En Afrique, les activités agricoles impliquent autant les hommes que les femmes. Mais la division du travail agricole conférait aux femmes un rôle secondaire d’appui aux hommes. Cette division trouve particulièrement son fondement dans le fait que dans la plupart des traditions africaines, seuls les hommes ont le privilège d’hériter le foncier rural et d’en devenir propriétaire.
A cette discrimination d’accès aux ressources foncières, s’ajoute le fait que la pénibilité de certains travaux agricoles comme le labour notamment le fauchage des végétations vierges et la confection des buttes la conférait logiquement aux hommes. Quant aux femmes, elles apportent leur appui à leurs parents et époux dans les opérations agricoles nécessitant peu d’efforts physiques comme le semis, le fumage des engrais, le nettoyage, la récolte, le séchage et le traitement des produits récoltés.
Par ailleurs, au niveau des cultures pratiquées, certaines spéculations étaient jugées peu importantes par les hommes et délaissées par eux. Au nombre de celles-ci se trouvent la riziculture et le maraîchage entre autres.
Ainsi, les terres peu adaptées et les cultures délaissées sont devenues un moyen d’expérimentation pour les femmes.
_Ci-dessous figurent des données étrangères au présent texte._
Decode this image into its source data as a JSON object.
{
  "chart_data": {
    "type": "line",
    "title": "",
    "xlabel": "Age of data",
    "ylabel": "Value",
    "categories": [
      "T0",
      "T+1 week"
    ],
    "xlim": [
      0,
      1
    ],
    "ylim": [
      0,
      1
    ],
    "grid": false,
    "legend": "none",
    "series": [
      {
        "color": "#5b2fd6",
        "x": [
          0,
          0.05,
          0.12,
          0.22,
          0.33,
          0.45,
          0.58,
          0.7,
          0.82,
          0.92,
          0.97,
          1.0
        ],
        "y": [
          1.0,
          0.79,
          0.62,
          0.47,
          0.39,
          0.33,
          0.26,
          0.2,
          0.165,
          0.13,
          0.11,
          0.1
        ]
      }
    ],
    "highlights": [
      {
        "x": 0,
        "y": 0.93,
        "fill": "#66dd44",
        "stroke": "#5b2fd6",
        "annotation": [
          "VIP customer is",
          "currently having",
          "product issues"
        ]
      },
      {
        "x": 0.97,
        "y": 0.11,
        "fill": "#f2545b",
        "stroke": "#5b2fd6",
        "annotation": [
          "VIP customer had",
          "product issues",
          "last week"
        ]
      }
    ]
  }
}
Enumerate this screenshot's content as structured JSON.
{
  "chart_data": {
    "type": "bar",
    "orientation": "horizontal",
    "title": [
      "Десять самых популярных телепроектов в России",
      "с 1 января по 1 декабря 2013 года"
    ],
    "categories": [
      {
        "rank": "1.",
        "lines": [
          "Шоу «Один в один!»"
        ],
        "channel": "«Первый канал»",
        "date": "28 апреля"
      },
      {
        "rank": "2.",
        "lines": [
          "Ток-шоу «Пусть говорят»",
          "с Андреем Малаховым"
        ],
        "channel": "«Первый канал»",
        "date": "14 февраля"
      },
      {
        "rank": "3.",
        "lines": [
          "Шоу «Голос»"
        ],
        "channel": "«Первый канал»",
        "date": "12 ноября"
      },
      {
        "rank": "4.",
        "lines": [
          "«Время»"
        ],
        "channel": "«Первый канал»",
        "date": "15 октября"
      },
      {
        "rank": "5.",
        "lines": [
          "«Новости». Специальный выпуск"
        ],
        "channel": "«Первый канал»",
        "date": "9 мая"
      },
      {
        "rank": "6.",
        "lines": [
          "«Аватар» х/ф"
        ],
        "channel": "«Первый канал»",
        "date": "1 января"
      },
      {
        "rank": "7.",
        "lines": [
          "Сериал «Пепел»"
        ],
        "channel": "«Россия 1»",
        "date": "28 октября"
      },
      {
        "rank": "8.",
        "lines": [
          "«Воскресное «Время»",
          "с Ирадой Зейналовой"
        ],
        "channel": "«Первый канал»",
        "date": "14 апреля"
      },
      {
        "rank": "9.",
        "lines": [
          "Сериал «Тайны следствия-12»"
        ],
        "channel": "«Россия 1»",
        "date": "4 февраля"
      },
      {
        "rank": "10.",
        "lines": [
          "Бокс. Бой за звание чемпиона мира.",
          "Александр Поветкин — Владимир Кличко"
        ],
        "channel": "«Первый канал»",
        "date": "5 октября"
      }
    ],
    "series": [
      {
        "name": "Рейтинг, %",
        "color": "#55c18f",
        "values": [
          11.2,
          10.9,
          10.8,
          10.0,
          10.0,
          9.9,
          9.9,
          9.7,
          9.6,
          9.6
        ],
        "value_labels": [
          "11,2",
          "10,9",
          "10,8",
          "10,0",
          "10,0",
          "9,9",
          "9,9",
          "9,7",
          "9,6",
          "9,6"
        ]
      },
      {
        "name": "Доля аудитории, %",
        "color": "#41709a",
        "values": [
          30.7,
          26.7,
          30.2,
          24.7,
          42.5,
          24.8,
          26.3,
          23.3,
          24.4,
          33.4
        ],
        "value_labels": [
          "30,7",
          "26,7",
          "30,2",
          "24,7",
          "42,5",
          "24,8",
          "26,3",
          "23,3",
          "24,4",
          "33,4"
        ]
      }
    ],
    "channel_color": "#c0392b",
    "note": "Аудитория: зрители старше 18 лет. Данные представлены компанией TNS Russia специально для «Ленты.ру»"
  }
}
Les « mamans » ont alors décidé de valoriser les terres abandonnées par les hommes comme les bas-fonds pour y planter le riz et les cultures maraîchères pour les besoins de ménages. Pendant longtemps, ces cultures étaient considérées comme des activités purement féminines. Le riz de bas-fonds était destiné à la consommation notamment pendant les périodes de fêtes tandis que les produits maraîchers comme la tomate, le gombo, le piment, le crincrin, les légumes verts, etc. étaient utilisés au quotidien et selon les saisons pour les sauces accompagnant les repas dans les familles.
Mais le changement progressif des habitudes alimentaires des populations a vite transformé l’image péjorative du riz et des produits maraîchers. Ces produits sont de plus en plus demandés dans les marchés ruraux et urbains et dans les restaurants. Ainsi, ils ont commencé à générer des revenus non négligeables pour les femmes. Cette importance économique du maraîchage a amené les hommes à le faire entrer dans leur assolement et à en faire une spéculation à part entière dans leur stratégie de diversification agricole.
Mieux, une analyse comparative de la rentabilité des produits maraîchers donne une avance significative sur les produits céréaliers et les tubercules qui jouaient un rôle de premier plan dans les exploitations agricoles familiales africaines. Actuellement, au titre des spéculations qui bénéficient de plus d’investissement et d’attention dans les activités rurales et péri-urbaines africaines se trouvent les cultures maraîchères. Force est de constater de nos jours que les sols aménagés, les cultures irriguées, les produits locaux transformés, les spéculations bénéficiant du financement interne et externe sont dans une large part du maraîcher. Cette importance ne cesse de s’accroître tant le maraîchage (plus particulièrement le maraîchage de contre saison et le biologique), contribue fortement à l’amélioration des revenus agricoles, à l’amélioration de la santé nutritionnelle dans les ménages et même au produit intérieur brut.
C’est pourquoi, en marge de la journée du 8 mars de chaque année, une reconnaissance méritée du rôle de la femme dans la promotion des cultures maraîchères doit être fortement soulignée. Merci aux braves femmes rurales pour leur rôle pionnier dans la promotion du maraîchage en Afrique.